A federal judge on Wednesday temporarily blocked enforcement of Arkansas' ban on gender confirming treatments for transgender youth while a lawsuit challenging the prohibition proceeds.
The American Civil Liberties Union filed a lawsuit in May asking U.S. District Judge Jay Moody in Little Rock to strike down the law that made Arkansas the first state to forbid doctors from providing gender confirming hormone treatment, puberty blockers or sex reassignment surgery to anyone under 18 years old, or from referring them to other providers for such treatment. The ACLU sought the preliminary injunction while its lawsuit proceeded.

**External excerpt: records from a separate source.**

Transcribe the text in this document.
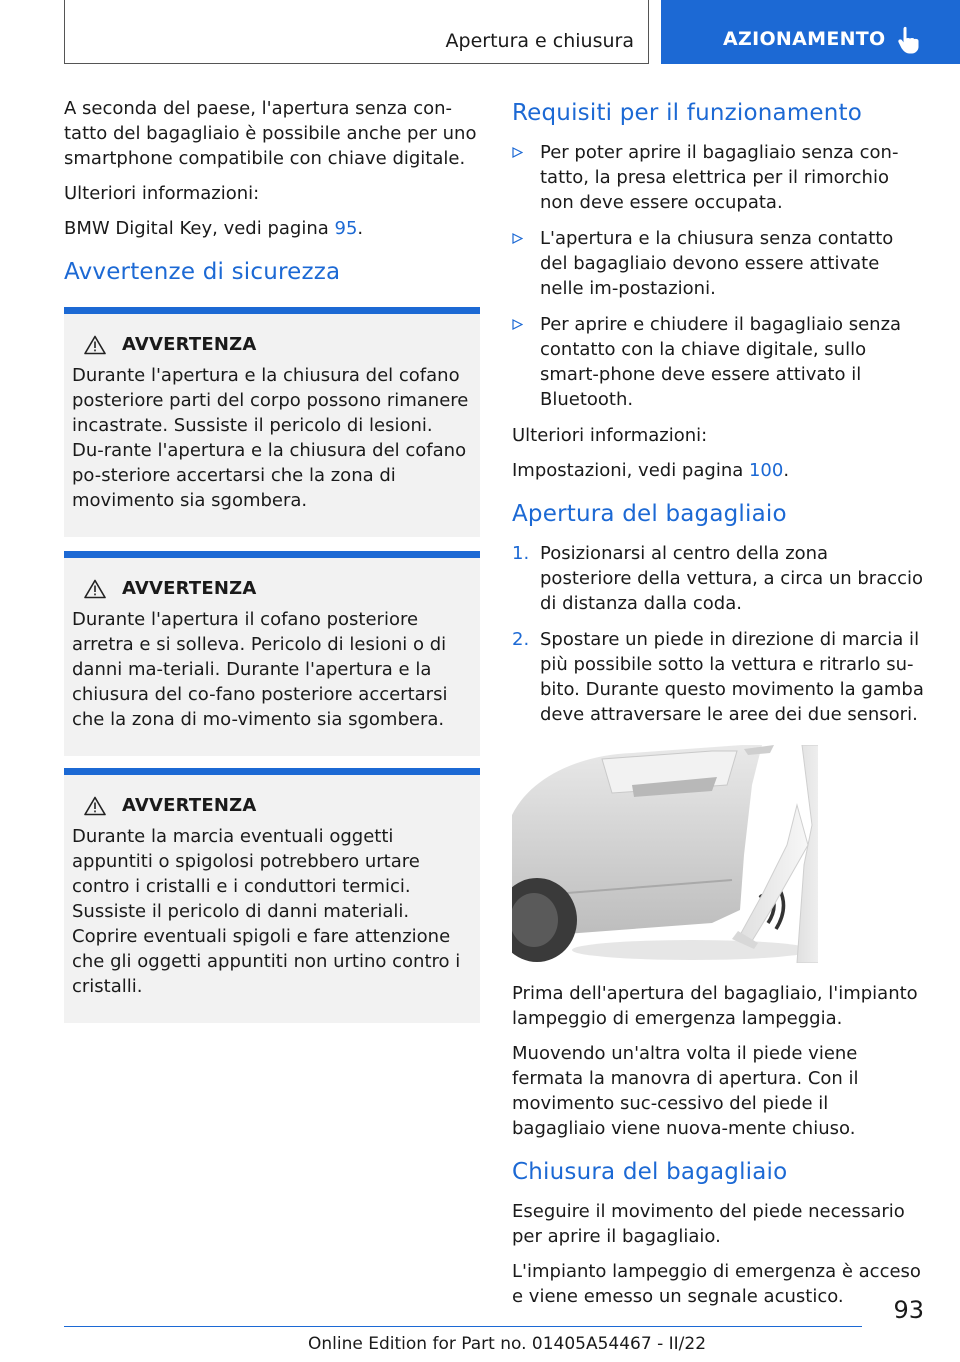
Apertura e chiusura	AZIONAMENTO

A seconda del paese, l'apertura senza con-tatto del bagagliaio è possibile anche per uno smartphone compatibile con chiave digitale.

Ulteriori informazioni:

BMW Digital Key, vedi pagina 95.

Avvertenze di sicurezza
AVVERTENZA

Durante l'apertura e la chiusura del cofano posteriore parti del corpo possono rimanere incastrate. Sussiste il pericolo di lesioni. Du-rante l'apertura e la chiusura del cofano po-steriore accertarsi che la zona di movimento sia sgombera.

AVVERTENZA

Durante l'apertura il cofano posteriore arretra e si solleva. Pericolo di lesioni o di danni ma-teriali. Durante l'apertura e la chiusura del co-fano posteriore accertarsi che la zona di mo-vimento sia sgombera.

AVVERTENZA

Durante la marcia eventuali oggetti appuntiti o spigolosi potrebbero urtare contro i cristalli e i conduttori termici. Sussiste il pericolo di danni materiali. Coprire eventuali spigoli e fare attenzione che gli oggetti appuntiti non urtino contro i cristalli.

Requisiti per il funzionamento
Per poter aprire il bagagliaio senza con-tatto, la presa elettrica per il rimorchio non deve essere occupata.
L'apertura e la chiusura senza contatto del bagagliaio devono essere attivate nelle im-postazioni.
Per aprire e chiudere il bagagliaio senza contatto con la chiave digitale, sullo smart-phone deve essere attivato il Bluetooth.

Ulteriori informazioni:

Impostazioni, vedi pagina 100.

Apertura del bagagliaio
1. Posizionarsi al centro della zona posteriore della vettura, a circa un braccio di distanza dalla coda.
2. Spostare un piede in direzione di marcia il più possibile sotto la vettura e ritrarlo su-bito. Durante questo movimento la gamba deve attraversare le aree dei due sensori.

Prima dell'apertura del bagagliaio, l'impianto lampeggio di emergenza lampeggia.

Muovendo un'altra volta il piede viene fermata la manovra di apertura. Con il movimento suc-cessivo del piede il bagagliaio viene nuova-mente chiuso.

Chiusura del bagagliaio

Eseguire il movimento del piede necessario per aprire il bagagliaio.

L'impianto lampeggio di emergenza è acceso e viene emesso un segnale acustico.	93
Online Edition for Part no. 01405A54467 - II/22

"To pull this care midstream from these patients, or minors, would cause irreparable harm," Moody said.
The law had been set to take effect July 28.
The ACLU filed the lawsuit on behalf of four transgender youths and their families, as well as two doctors who provide gender confirming treatments. The lawsuit argues that the prohibition would severely harm transgender youth in the state and violate their constitutional rights.
"This ruling sends a clear message to states across the country that gender affirming care is life-saving care, and we won't let politicians in Arkansas — or anywhere else — take it away," said Holly Dickson, executive director of the ACLU of Arkansas.
Arkansas' Republican-dominated Legislature overrode GOP Gov. Asa Hutchinson's veto of the measure. Hutchinson vetoed the ban following pleas from pediatricians, social workers and the parents of transgender youths who said it would harm a community already at risk for depression and suicide.